Verso Giornata Europea del consumatore, intervista a Luigi Gabriele (Codici)

Tra qualche giorno in tutta Europa si festeggia la Giornata del Consumatore: verranno organizzati centinaia di eventi ed iniziative in tante città per ricordare ai cittadini quali sono i loro diritti e quali gli strumenti che hanno a disposizione per farli valere. Ogni anni si mette l’accento su questa o quella problematica cercando di fare dei passi avanti, almeno in termini di diffusione delle informazioni e della cultura consumerista. Help Consumatori ha chiesto a Luigi Gabriele, responsabile dei rapporti istituzionali di Codici, quale sarà il significato di questa sedicesima Giornata Europea del consumatore. Secondo Luigi Gabriele l’azione principale che dall’Europa avrà un grande impatto sull’Italia sarà l’applicazione della direttiva 83 del 2011 sulle pratiche commerciali scorrette, recepita dal Consiglio dei Ministri del 6 febbraio scorso. La direttiva dovrebbe entrare nel nostro ordinamento il 30 maggio 2014 e provocherà non pochi cambiamenti nel panorama italiano, in molti settori. Addirittura alcuni potrebbe farli morire. “Finalmente, grazie all’azione dell’Europa, il mercato italiano sarà educato ad una maggiore tutela del consumatore”.

“Gli operatori del settore dell’energia o della telefonia, ad esempio, non potranno più estorcere un contratto via telefono o porta a porta, senza che ci sia una reale volontà del cittadino nel sottoscriverlo. Non basterà acquisire un codice fiscale, come succede oggi per alcune aziende, ma bisognerà conquistarsi i clienti in modo corretto e trasparente” ha spiegato Gabriele, facendo riferimento a molte delle pratiche scorrette perpetrate a danno dei consumatori.

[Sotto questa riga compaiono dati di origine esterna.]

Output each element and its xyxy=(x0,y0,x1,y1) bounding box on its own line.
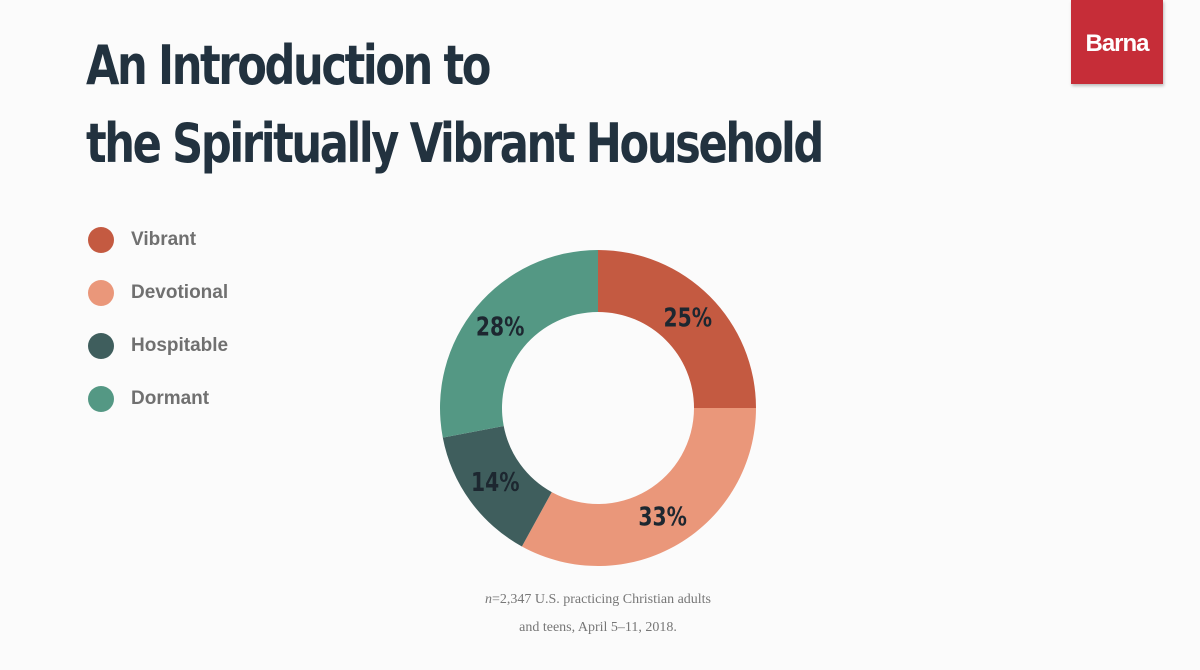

“Rispetto poi a servizi essenziali, come l’acqua e l’energia, ci saranno maggiori obblighi per le aziende e questi non potranno essere trattati come semplici beni alla mercé del mercato. Inoltre se il consumatore dimostra di non aver sottoscritto di suo pugno il contratto, potrà non pagare per il servizio fornito. Questo punto mi sembra molto importante, visto che fin’ora non è stato così”. Insomma dal 30 maggio i consumatori italiani avranno uno strumento in più per difendersi dalle telefonate insistenti o da chi bussa alla porta di casa per proporre questo o quel servizio, cercando di estorcere informazioni preziose. “Siamo stati convocati dall’Antitrust il prossimo 25 marzo perché l’Autorità vuole trovare insieme alle Associazioni dei consumatori una formula anche dal punto di vista regolatorio, per dare piena attuazione alla direttiva”.

Rispetto alla class action, invece, dobbiamo aspettarci presto un intervento dall’Europa?

“Non credo che l’Europa voglia intervenire in tal senso perché gli ordinamenti degli Stati membri sono molto differenti: ricordiamoci che alcuni hanno un modello che si rifà al Common Low, altri al diritto romano. Sarà difficile trovare una forma che vada bene per tutti. Rispetto alla class action italiana, però, va sottolineato come ultimamente sia la giurisprudenza a farsi fonte di diritto. Alcuni tribunali, infatti, stanno iniziando a considerare aspetti contrattuali, oltre a quelli formali, rispetto all’omogeneità del danno subito (vedi l’accoglimento della causa a Trenord)”. 

E’ cambiato il ruolo delle Associazioni dei consumatori in questi anni di crisi?

“Le Associazioni dei consumatori sono state costrette a cambiare ruolo, adattandosi soprattutto alla velocità dell’informazione. Il tema centrale credo che sia uno: dobbiamo trovare il modo di far sì che tutti i consumatori siano in grado di difendersi e tutelarsi anche da soli. Questo è possibile, ma bisogna insistere sulla formazione del consumatore, diffondendo sempre di più una cultura consumerista. Secondo me bisognerebbe introdurre nelle scuole una materia come l’educazione al consumo, come una volta c’era l’educazione civica”.